B grubu dün gitmişti. Hiç karşılaşmadık. Karşılaşmak istediğimden deyil. ASlında bu duruma seviniyorum. Sabah yine erken alkmıştım. Nedense buraya geldiğimden beri erken kalkıyordum. İlk iş eve gidince akşama kadar yatmak olucaktı sanırım.

Sabah koşusu yapmaya karar verdim. Tekrar. Gri eşofman altımı ve beyaz sporcu atletimi giydim. SAçımı at kuyruğu yaptım ve spor ayakkabılarımı giymek için dışarı çıktım. Çıkmadan önce yanıma 10 tl aldım. Ne olur ne olmaz diye.

Mp3 ümü yanıma almıycam. Malum, biri seslenirse duyamam. Spor ayakkabılarımı giydim ve yerimde bir- iki kez zıpladım. Koşmaya başlayacağım sırada Hunter kapıdan çıkıyordu. Beni görünce yanıma geldi ve :

" Sanırım koşucaksın? " diye sordu.

" Evet. " diye cevapladım .

"Beraber koşalım mı? " diye sordu.

"Olur. " diye cevaplaım ve koşmaya başladık. Çok hızlı bir şekilde koşmuyorduk ama yavaş olduğu da söylenemezdi. Düştüğüm yere kadar gelmiştik. Burayı görünce gülümsedim. Çok güzel anım vardı.Hunterde güldü. Oda sanırım hatırladı. Sanırım deyil kesin hatırladı.

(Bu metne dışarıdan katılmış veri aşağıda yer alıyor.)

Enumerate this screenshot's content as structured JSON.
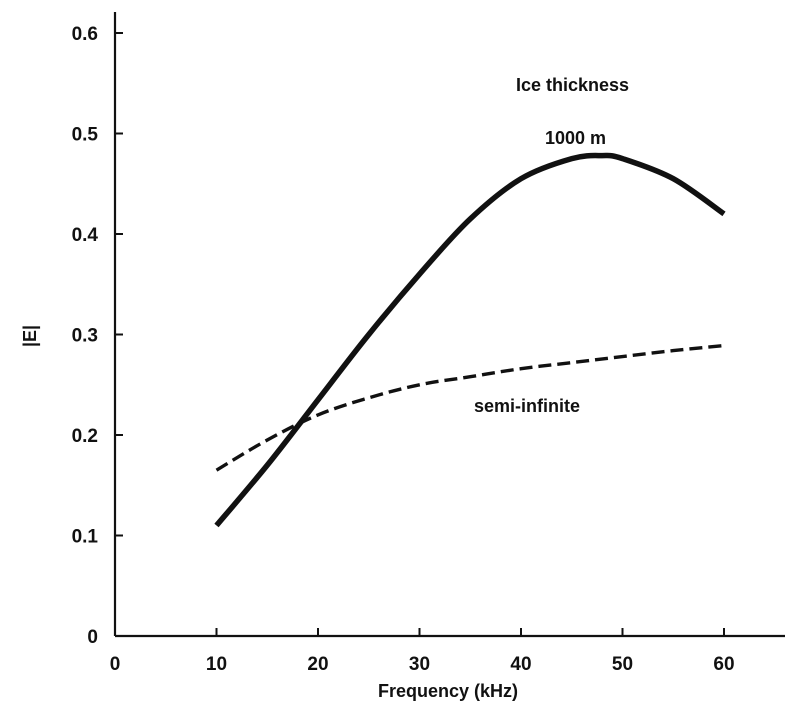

"Yarış yapalım mı? " diye sordum.

"Ayağını burkma. "

"Senin suçundu. "

"Benim suçum mu? "

"Evet. Senin suçun. "

"Hani değildi? En son öyle diyordun. "

"Şimdi de böyle diyorum. İtirazın mı var? " diye sordum. Bir yandan haklıydı o zaman öyle diyordum.

"Tamam yarışalım. " dedi. Yenemezsem... Yenerim niye yenemeyim değil mi?

"Ee nereye kadar yarışalım? " diye sordu. Yarışmaya hevesli çıktı.

"Şuradaki bayrağı görüyor musun? " diye sordum. Elimle ilerideki direğe bağlanmış olan bayrağı göstererek.

" Bana uyar. "

"Tamam hadi başlayalım. "

" Başlayalım. "

"1- 2- 3 " dedim ve koşmaya başladım. Benimle beraber Hunter'de koştu. Şu an neredeyse başa baş gidiyorduk. Az bir farkla ben öndeydim ama beni geçti.

Bayrağa az kalmıştı. Biraz daha hızlanıp ona yetiştim ve bayrağı geçtik.

"Ben kazandım. " dedi Hunter.

"Hayır ben kazandım. " dedim.

"Madem benim kazandığımı kabullenemiyorsun o zaman birine soralım." dedi.

"Tamam. " dedim ve banklarda oturan herhangi birinin yanına gittik.

"Şey merhaba. Biz koşu yarışı yapmıştıkta acaba izlediyseniz kimin kazandığını söyler misiniz acaba? "

"Aynı anda geçtiniz yani berabere. " berabere mi? Cidden mi? En azından Hunter kazanmamıştı. Soruyu sorduğumuz bayana teşekkür edip yanından ayrıldık.

Biraz dinlenmek için banka oturduk. 1 dakikalığına Hunter yanımdan ayrıldı. Geldiğinde ise elinde 2 şişe su vardı.

"Su." dedi ve elindeki şişelerden bir tanesini bana uzattı. Teşekkür edip elinden şişeyi aldım. Kapağını açıp içtim. Hunter' de içmeye başladı.

"Madem berabere kaldık o zaman kutlayalım. "

"Tamam. " dedim ve banktan kalkıp kafeye geldik. Küçük bir kafeydi ve buda onu daha sevimli bir yer yapıyordu.